How we hacked a retrospective board and what we learned along the way

Recently in our organization we participated in an online retrospective using a well-known online board.

A retrospectibe board was splitted into two columns: what went well and what could be improved. Each of the team members could write his own cards and did not see the content of the cards posted by other participants.

We found out that the cards of other participants were blurred by CSS.

After removing blur in the browser we noticed that uncovered text contains special characters and diacritics.

It became clear for us that we see a result of a substitution cipher.

We tried to enter the whole alphabet and see how it will be ciphered.

Input:
a b c d e f g h i j k l m n o p r s t u w x y z

Output:
x g c z y g k h z j k l f c w l b f g h w x y z

So we discovered a substitution, and the fact that it is lossy:

x -> a, x
g -> b, f, t
c -> c, n
z -> d, i, z
y -> e, y
k -> g, k
h -> h, u
l -> l, p
f -> m, s
w -> o, w
b -> r

Having this knowledge we wrote a deciphering code. First off we trimmed out non-letters and split the input into separate words.

We realized that one word translates to many possible variants since one letter can map to many word variants.

So for example taking as an input wcy we have 8 different output permutations.

Let’s see how they are made - letter by letter:

o
w

oc
on
wc
wn

oce
one
wce
wne
ocy
ony
wcy
wny

So we came up with an idea to filter out multiple variants through the dictionary. We have encountered one issue there. Our first implementation took the entire dictionary inside a list. Checking if the word exists in the dictionary (ArrayList) took n/2 on average (where n is the dictionary length). Some longer words have even hundreds of permutations. To filter out correct ones it took m*n/2 (where m is the number of permutations). That was pretty slow. Changing data structure to HashSet solved the problem as finding a word in such structure costs on average O(1). That’s another time in our life when knowledge about data structures helps us a lot.

So for our example: wcy, we would have a single valid output: one

With this optimization, we were able to efficiently decipher cards made by other people.

You may wonder if deciphering the cards of other people is a real security issue?

By the end of the retrospective all cards will be revealed anyway, right?

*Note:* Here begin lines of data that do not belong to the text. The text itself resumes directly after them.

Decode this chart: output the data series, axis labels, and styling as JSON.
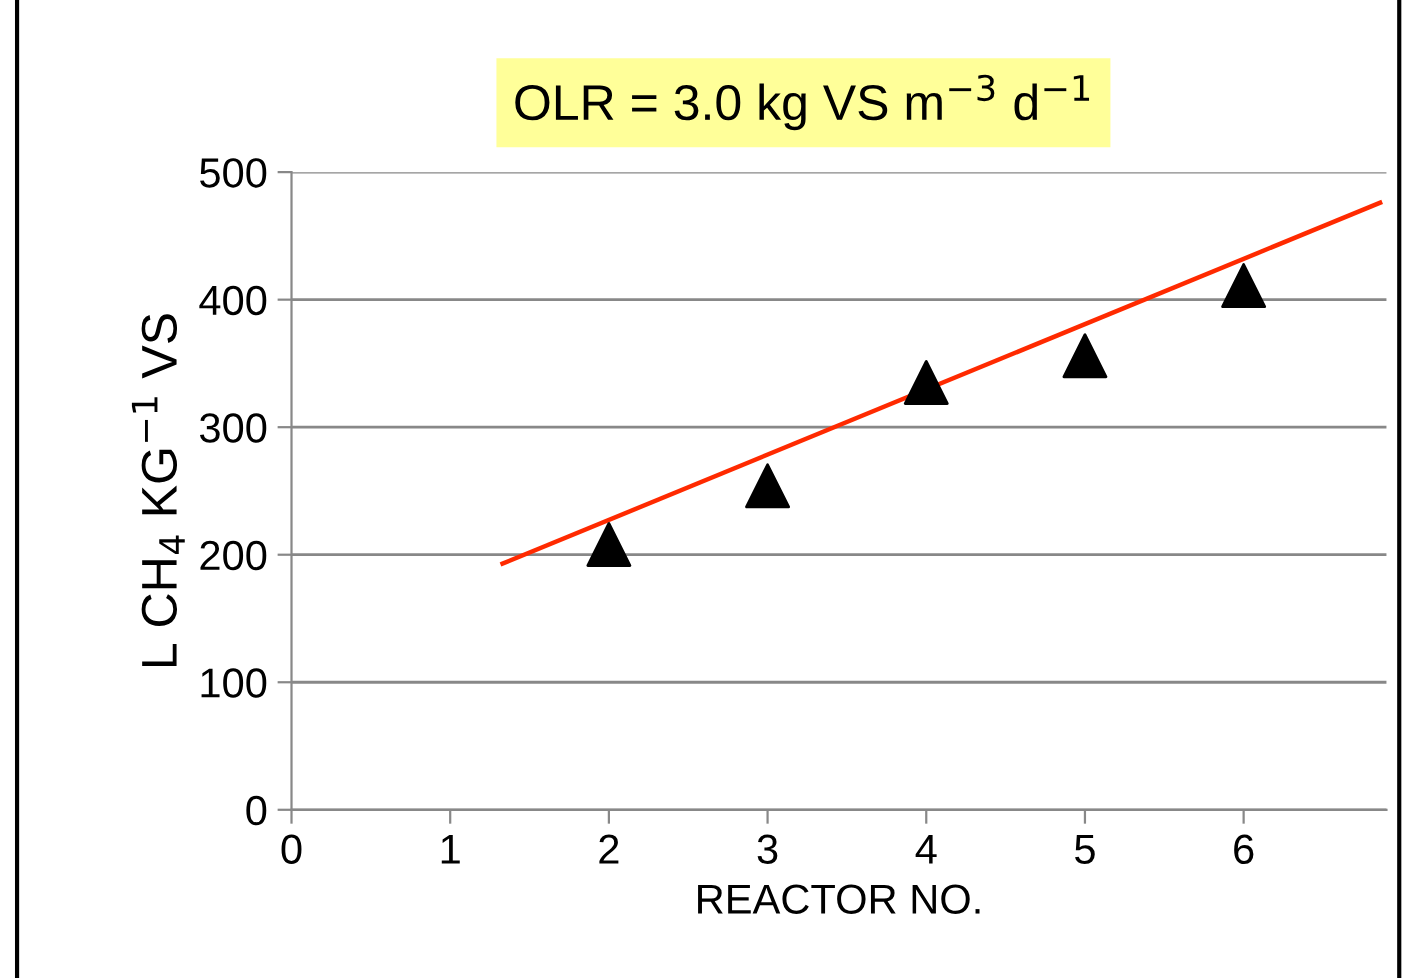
{
  "chart_data": {
    "type": "scatter",
    "title": "OLR = 3.0 kg VS m$^{−3}$ d$^{−1}$",
    "xlabel": "REACTOR NO.",
    "ylabel": "L CH$_{4}$ KG$^{−1}$ VS",
    "xlim": [
      0,
      6.9
    ],
    "xticks": [
      0,
      1,
      2,
      3,
      4,
      5,
      6
    ],
    "ylim": [
      0,
      500
    ],
    "yticks": [
      0,
      100,
      200,
      300,
      400,
      500
    ],
    "grid": "y",
    "series": [
      {
        "marker": "triangle",
        "color": "#000000",
        "x": [
          2,
          3,
          4,
          5,
          6
        ],
        "values": [
          208,
          254,
          335,
          356,
          411
        ]
      },
      {
        "type": "line",
        "marker": "none",
        "color": "#ff2a00",
        "line_style": "solid",
        "x": [
          1.33,
          6.86
        ],
        "values": [
          193,
          476
        ]
      }
    ]
  }
}
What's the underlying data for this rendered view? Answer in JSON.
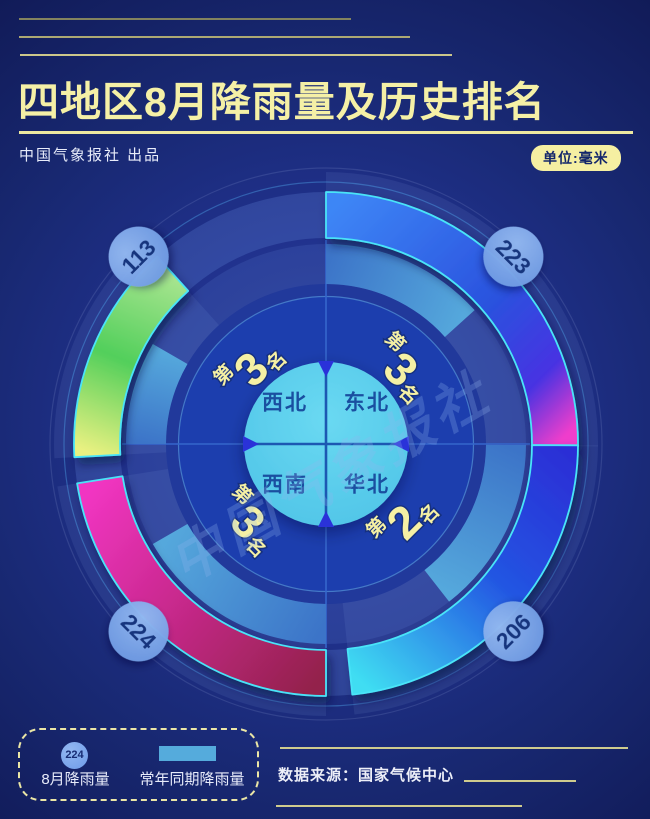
{
  "header": {
    "title": "四地区8月降雨量及历史排名",
    "publisher": "中国气象报社 出品",
    "unit_badge": "单位:毫米"
  },
  "watermark": "中国气象报社",
  "chart_data": {
    "type": "radial-quadrant-bar",
    "title": "四地区8月降雨量及历史排名",
    "unit": "毫米",
    "legend_position": "bottom-left",
    "accent_border_color": "#49e4f8",
    "normal_arc_color_start": "#3c74c8",
    "normal_arc_color_end": "#55a8dc",
    "regions": [
      {
        "name": "东北",
        "value": 223,
        "rank": "第3名",
        "rank_prefix": "第",
        "rank_digit": "3",
        "rank_suffix": "名",
        "quadrant_start": 0,
        "quadrant_end": 90,
        "value_arc_start": 0,
        "value_arc_end": 90.5,
        "normal_arc_start": 0,
        "normal_arc_end": 48,
        "badge_angle": 45,
        "value_stops": [
          {
            "o": 0,
            "c": "#3e86f6"
          },
          {
            "o": 0.55,
            "c": "#2a52de"
          },
          {
            "o": 0.82,
            "c": "#4733e2"
          },
          {
            "o": 1,
            "c": "#ef3ecc"
          }
        ]
      },
      {
        "name": "华北",
        "value": 206,
        "rank": "第2名",
        "rank_prefix": "第",
        "rank_digit": "2",
        "rank_suffix": "名",
        "quadrant_start": 90,
        "quadrant_end": 180,
        "value_arc_start": 90.3,
        "value_arc_end": 174,
        "normal_arc_start": 90.3,
        "normal_arc_end": 142,
        "badge_angle": 135,
        "value_stops": [
          {
            "o": 0,
            "c": "#2b2fd6"
          },
          {
            "o": 0.45,
            "c": "#2355e2"
          },
          {
            "o": 1,
            "c": "#3fddf2"
          }
        ]
      },
      {
        "name": "西南",
        "value": 224,
        "rank": "第3名",
        "rank_prefix": "第",
        "rank_digit": "3",
        "rank_suffix": "名",
        "quadrant_start": 180,
        "quadrant_end": 270,
        "value_arc_start": 180,
        "value_arc_end": 261,
        "normal_arc_start": 180,
        "normal_arc_end": 240,
        "badge_angle": 225,
        "value_stops": [
          {
            "o": 0,
            "c": "#93224b"
          },
          {
            "o": 0.55,
            "c": "#c9298e"
          },
          {
            "o": 1,
            "c": "#f135c2"
          }
        ]
      },
      {
        "name": "西北",
        "value": 113,
        "rank": "第3名",
        "rank_prefix": "第",
        "rank_digit": "3",
        "rank_suffix": "名",
        "quadrant_start": 270,
        "quadrant_end": 360,
        "value_arc_start": 267,
        "value_arc_end": 318,
        "normal_arc_start": 270,
        "normal_arc_end": 300,
        "badge_angle": 315,
        "value_stops": [
          {
            "o": 0,
            "c": "#e9f181"
          },
          {
            "o": 0.5,
            "c": "#52cf5b"
          },
          {
            "o": 1,
            "c": "#a9e590"
          }
        ]
      }
    ]
  },
  "legend": {
    "aug_sample": "224",
    "aug_label": "8月降雨量",
    "normal_label": "常年同期降雨量"
  },
  "footer": {
    "source": "数据来源：国家气候中心"
  }
}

Consider the following situation:

  1. Facilitator creates a board
  2. Facilitator shares a link to the board with participants
  3. People start to put their cards
  4. Link to the board gets leaked (visible on zoom, screenshot, etc.)
  5. Facilitator wants to pull off: either by deleting cards or deleting the whole board
  6. Whoops, it’s too late as hidden cards have been already decrypted

In our organization the board lasted for a week until the cards got revealed.

We contacted the company that developed the board and hopefully weak obfuscation was fixed :)

Conclusions

If you want to hide something - do it well, a trivial obfuscation can backfire.

Few small security issues combined can cascade and turn into real problems - weak obfuscation is not a big problem, but combined with the leaked link may lead to a catastrophe.

If you would like to practice coding simple ciphers you can take part in one of the many initiatives like Advent of Code. Furthermore, you can try to figure out if your app is used as planned. Good business metrics could help a lot for that.

Hope you enjoyed reading this article as much as we enjoyed hacking the boards. Keep on coding & hacking!